While it was easy to come up with examples of interactive technology in public places, there seemed to be limited examples of more 'conversational' interaction – ie with some back-and-forth. For non-conversational interaction, the subway card-swipe + turnstiles/revolving-doors seemed like a good example of poor interaction design – one generally swipes and starts walking in a single motion, so on occasions where the card doesn't read properly, people generally end up walking into the turnstile/pushing the door, because the screen is now behind you.. it would probably be better if the screen was further in front, or overhead so you could clearly see when you're swipe failed.. or a more jarring sound.
For more conversational interactions, a few things came to mind
- the MTA ticket machines, or train tickets machines in general (though Danny did say how everyone does this, and to try to find something else)
- kiosks at airport to print your boarding pass (airports are too far to go to just to observe this)
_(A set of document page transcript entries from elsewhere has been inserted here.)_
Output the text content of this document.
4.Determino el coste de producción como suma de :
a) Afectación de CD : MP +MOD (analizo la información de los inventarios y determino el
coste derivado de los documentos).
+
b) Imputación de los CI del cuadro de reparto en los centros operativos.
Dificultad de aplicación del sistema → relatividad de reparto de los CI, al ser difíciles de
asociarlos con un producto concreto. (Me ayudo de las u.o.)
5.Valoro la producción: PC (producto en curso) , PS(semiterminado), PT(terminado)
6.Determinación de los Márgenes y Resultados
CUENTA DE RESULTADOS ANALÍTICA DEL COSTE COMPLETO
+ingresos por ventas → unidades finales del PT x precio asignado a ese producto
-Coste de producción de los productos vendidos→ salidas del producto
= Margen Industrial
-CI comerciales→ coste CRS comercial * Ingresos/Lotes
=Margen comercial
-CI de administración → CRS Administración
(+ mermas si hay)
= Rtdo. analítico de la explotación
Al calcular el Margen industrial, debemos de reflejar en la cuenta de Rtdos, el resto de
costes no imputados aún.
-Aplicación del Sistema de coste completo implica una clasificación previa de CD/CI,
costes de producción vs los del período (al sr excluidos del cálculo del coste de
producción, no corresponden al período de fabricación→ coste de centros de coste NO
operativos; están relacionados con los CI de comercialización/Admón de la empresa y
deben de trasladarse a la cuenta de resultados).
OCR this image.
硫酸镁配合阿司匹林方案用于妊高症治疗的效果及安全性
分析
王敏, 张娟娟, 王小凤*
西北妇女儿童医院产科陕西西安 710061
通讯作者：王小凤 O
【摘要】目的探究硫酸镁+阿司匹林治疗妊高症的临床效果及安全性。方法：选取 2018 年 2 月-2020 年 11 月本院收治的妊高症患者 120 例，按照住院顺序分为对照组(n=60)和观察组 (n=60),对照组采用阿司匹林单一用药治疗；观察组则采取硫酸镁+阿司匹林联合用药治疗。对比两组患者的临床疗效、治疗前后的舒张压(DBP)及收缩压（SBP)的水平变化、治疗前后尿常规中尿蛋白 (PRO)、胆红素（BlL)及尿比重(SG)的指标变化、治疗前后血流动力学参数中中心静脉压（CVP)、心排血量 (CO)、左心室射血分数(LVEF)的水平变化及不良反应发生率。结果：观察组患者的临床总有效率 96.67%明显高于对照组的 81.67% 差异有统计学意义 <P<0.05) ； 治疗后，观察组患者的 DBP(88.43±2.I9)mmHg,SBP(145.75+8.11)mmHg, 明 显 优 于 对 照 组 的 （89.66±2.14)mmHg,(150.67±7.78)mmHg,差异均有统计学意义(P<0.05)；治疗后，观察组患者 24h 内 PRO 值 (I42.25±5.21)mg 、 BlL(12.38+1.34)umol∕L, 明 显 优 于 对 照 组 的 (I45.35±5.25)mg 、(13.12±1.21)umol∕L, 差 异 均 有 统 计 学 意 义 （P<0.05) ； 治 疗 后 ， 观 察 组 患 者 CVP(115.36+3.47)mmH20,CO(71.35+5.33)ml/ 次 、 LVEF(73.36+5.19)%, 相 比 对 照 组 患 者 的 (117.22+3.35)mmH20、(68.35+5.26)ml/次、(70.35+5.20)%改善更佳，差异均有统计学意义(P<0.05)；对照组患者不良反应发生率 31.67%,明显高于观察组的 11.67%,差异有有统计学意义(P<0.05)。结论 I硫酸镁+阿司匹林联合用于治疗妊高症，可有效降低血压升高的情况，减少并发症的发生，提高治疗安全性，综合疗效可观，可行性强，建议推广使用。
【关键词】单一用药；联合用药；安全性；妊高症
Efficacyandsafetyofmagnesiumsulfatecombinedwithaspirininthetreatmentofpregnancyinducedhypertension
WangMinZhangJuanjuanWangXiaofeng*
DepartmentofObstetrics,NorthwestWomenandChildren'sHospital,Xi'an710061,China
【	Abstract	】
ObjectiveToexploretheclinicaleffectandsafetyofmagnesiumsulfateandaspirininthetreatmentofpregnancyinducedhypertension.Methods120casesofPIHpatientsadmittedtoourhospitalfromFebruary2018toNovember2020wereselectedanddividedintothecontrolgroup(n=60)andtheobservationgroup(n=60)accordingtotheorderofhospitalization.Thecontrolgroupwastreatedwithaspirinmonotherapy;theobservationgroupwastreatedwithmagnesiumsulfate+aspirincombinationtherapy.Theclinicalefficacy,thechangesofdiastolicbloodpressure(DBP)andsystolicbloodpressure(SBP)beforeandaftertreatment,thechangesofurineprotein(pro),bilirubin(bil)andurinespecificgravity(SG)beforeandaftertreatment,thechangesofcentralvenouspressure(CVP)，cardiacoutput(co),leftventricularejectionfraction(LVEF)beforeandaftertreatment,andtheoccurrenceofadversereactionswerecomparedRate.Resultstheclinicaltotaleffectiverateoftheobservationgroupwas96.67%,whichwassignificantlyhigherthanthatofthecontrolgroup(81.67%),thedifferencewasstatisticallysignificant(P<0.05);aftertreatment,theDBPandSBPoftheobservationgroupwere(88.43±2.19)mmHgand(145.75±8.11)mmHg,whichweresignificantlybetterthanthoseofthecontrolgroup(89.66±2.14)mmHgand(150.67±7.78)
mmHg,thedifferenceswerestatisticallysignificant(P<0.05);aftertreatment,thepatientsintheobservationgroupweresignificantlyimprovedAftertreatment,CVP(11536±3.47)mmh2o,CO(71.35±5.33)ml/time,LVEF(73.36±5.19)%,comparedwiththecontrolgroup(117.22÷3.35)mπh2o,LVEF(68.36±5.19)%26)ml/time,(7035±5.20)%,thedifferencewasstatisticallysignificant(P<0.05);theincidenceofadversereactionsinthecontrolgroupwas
- ATM machines (I don't think people would take too well to me hovering around while they withdraw money)
- self-checkout machines
I ended up going to home depot to observe the self checkout machine... people struggled the most with trying to get the machine to read the barcode, holding the object in all possible orientations against two possible scanning 'glass windows'. For some items it went smoothly and people seemed to settle into a rhythm. The next stop of hesitation was payment – the display provided a loft of different options, which required a moment to go through. It seemed cash was the default option – did not require a second click to pay by cash. This was a point of confusion for some people, but a few people who seemed to be more experienced with these machines went through the interaction very fast. The coin dispensing area sometime made the coins jump out. The area to insert cash was also not extremely obvious, and it took people a second to find it.
Given it was a store that sells large items, the area on the right of the machine (where one places scanned items), seemed appropriately sized. Though the self checkout area in general was not so conducive to bringing in a trolly/cart.
In general, it seemed like a well designed system – basket goes on the left, and continuously make the repetitive motion of moving left to right, placing items on the right side. I am assuming the area on the right has some weight detection to know if you've placed the item there or not – though I'm not sure (this assumption is based on similar machines I've interacted with elsewhere). People mostly didn't pause to read any instructions and knew how to go about using the machine. For situations where something wasn't working as expected, shop staff were readily available.